Foi então que surgiu uma ideia inusitada: transformar os restos da embarcação em fibra têxtil. “Comecei a me perguntar se os fragmentos de madeira ainda poderiam ser úteis de alguma forma”, contou a arqueóloga marítima Minna Koivikko, da Agência Finlandesa do Patrimônio.
Da arqueologia para a moda
Para tornar o projeto possível, os pesquisadores utilizaram uma tecnologia chamada Ioncell, desenvolvida pela própria Universidade Aalto. O método converte materiais ricos em celulose, como a madeira, em fibras de alta qualidade que podem ser transformadas em fios e tecidos.
Apesar de ter permanecido enterrada por séculos, parte da madeira conservou propriedades suficientes para ser reaproveitada. O núcleo do material resultou em um fio naturalmente amarronzado, que manteve sua tonalidade original durante a produção dos vestidos.
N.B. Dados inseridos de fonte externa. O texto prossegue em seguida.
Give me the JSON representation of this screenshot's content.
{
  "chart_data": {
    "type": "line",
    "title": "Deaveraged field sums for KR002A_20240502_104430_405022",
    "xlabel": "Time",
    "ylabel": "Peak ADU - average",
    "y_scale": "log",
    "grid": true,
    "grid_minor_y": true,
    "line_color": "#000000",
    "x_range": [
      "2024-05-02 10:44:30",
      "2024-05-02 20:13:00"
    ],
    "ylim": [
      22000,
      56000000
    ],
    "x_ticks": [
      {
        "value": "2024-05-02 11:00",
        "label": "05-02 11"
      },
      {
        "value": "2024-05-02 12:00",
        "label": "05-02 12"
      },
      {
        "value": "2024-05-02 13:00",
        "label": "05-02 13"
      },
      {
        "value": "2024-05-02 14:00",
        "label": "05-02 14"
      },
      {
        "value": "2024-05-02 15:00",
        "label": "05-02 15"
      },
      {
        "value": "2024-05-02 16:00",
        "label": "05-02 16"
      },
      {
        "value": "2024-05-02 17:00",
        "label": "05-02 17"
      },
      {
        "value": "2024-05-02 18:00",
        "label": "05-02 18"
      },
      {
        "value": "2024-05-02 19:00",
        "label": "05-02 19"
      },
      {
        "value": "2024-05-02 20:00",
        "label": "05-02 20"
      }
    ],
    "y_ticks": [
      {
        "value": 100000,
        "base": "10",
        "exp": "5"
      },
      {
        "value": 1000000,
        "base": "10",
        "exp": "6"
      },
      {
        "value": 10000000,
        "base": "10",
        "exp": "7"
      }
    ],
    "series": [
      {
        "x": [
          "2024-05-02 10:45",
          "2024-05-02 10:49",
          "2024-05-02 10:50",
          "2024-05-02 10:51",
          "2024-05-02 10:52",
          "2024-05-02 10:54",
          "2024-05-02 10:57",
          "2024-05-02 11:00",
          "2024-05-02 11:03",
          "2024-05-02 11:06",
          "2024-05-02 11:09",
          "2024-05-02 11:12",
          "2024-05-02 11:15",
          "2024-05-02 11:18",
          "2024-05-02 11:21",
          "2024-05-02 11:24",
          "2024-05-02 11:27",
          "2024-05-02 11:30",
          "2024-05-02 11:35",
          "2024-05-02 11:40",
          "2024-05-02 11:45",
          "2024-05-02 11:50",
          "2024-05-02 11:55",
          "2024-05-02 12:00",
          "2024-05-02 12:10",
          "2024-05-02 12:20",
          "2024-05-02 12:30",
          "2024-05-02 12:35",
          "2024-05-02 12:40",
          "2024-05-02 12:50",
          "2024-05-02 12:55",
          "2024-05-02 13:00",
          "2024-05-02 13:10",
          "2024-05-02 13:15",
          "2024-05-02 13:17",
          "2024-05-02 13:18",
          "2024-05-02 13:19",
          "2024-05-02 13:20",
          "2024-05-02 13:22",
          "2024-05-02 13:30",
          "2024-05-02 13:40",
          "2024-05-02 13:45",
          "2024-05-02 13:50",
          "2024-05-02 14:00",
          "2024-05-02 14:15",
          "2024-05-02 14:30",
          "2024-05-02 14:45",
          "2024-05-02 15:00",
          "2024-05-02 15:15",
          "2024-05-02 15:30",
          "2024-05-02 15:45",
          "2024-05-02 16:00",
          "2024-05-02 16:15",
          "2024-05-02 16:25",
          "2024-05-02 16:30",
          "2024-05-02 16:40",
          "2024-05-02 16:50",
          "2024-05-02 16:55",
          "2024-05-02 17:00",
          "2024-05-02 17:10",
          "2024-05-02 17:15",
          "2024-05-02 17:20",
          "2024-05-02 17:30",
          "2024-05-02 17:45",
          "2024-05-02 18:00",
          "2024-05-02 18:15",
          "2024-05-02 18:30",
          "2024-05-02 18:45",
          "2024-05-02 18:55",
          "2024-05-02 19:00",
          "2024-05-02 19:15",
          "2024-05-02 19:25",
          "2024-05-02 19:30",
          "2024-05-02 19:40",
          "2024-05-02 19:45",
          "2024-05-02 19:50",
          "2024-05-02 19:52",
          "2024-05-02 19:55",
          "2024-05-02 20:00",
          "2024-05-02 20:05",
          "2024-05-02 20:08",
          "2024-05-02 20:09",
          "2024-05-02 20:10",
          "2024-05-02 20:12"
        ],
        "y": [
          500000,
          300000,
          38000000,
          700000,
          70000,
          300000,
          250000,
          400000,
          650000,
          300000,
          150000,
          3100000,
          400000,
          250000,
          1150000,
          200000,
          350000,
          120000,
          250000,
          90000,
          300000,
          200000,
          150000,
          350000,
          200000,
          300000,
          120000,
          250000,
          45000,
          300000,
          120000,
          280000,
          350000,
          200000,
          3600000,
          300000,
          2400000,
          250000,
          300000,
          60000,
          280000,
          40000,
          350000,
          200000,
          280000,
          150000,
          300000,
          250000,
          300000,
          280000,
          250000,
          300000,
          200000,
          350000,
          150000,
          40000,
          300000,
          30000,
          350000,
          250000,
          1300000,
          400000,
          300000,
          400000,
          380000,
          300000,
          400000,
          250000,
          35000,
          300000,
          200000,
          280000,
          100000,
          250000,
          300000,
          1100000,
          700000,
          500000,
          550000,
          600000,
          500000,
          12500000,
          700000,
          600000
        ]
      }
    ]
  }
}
Este projeto demonstrou que o método Ioncell pode ser usado para produzir fibras a partir de praticamente qualquer material à base de celulose. O mais empolgante foi o entusiasmo e a disposição de dezenas de pessoas da Universidade Aalto para celebrar um material tão singular. Inge Schlapp-Hackl, pesquisadora da Universidade Aalto
O design das peças ficou a cargo da professora Anna-Mari Leppisaari. O primeiro vestido foi criado para ficar em exibição na Universidade Aalto, enquanto o segundo foi produzido para integrar o acervo do Museu de Arte de Oulu.